Questa
forte emozione ha origini fisiche psichiche ed intellettuali. Ogni persona ha
le sue fragilità, le sue paure. Si ha paura per una causa generale esterna
(terremoto, terrorismo, della malattia, ecc..)o per cause molto più limitate alla
propria personalità, derivanti dalle esperienze fatte e dall’educazione
ricevuta (paura di un serpente, del buio, di guidare, ecc..). Lo psicologo
insegna che, se desideriamo veramente superare una paura,
qualsiasi essa sia, dobbiamo inevitabilmente accoglierla come si farebbe con un
ospite fastidioso, ma necessario. L’accettazione è il primo passo da
compiere. Questo vuol dire ammettere intanto di avere una paura, ma anche
cercare di comprenderla. Ciò significa che non è necessario farla propria con il proprio raziocinio.

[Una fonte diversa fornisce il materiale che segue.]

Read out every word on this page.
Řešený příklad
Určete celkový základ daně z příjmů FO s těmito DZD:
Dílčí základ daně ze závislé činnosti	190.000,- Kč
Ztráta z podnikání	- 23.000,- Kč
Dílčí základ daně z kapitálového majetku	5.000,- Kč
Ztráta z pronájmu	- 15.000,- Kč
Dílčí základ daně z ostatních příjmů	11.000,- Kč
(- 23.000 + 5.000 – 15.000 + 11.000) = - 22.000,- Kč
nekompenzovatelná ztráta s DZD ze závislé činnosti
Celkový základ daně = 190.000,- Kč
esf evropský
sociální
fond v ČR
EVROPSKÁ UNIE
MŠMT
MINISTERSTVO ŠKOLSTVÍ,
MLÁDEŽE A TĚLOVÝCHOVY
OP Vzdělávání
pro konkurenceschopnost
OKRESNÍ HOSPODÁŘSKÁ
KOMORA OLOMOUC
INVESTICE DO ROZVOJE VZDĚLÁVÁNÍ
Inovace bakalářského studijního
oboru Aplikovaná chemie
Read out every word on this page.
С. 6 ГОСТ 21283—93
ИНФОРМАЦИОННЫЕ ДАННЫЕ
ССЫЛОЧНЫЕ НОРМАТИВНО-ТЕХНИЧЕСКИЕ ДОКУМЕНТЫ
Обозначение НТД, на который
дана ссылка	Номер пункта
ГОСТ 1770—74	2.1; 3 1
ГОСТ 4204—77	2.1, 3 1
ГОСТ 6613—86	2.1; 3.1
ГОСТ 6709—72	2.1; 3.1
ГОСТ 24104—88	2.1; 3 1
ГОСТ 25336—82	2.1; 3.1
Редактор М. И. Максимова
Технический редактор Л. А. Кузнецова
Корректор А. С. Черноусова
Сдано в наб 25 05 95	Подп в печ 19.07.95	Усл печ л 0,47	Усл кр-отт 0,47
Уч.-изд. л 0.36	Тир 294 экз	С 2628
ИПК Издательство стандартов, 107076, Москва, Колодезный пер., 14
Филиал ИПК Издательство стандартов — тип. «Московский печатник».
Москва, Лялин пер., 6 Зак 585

Vuol dire prenderla dentro di noi, dando alla
paura la possibilità di esserci, di esistere, di svolgere la sua funzione (attivare l’organismo con un senso di
repulsione o di accelerazione
dell’azione).
La paura ci protegge da esperienze, anche se piacevoli, che minacciano
un equilibrio che non siamo ancora pronti a rompere ed allo stesso tempo erige
intorno a noi un muro invisibile: più grande e invasiva è la paura, più alto è
il muro e angusto lo spazio interno che comunica con il mondo esterno. Insomma
una prigione. All’interno di questo
luogo protetto, ognuno con i suoi tempi, può costruire o rinforzare quegli
aspetti fragili, vulnerabili di sé, aspetti che non sono ancora pronti a
relazionarsi e confrontarsi con il mondo. In questo modo la paura diventa un
potenziale strumento di crescita e d’evoluzione per ogni individuo che intende
mettersi in gioco e trasformare aspetti disarmonici di sé.
Quando vinciamo una paura, significa che ci siamo aperti a una nuova
consapevolezza, che abbiamo fatto nostri quegli aspetti di noi stessi e della
vita che non accettavamo, anzi che disdegnavamo con tanta energia.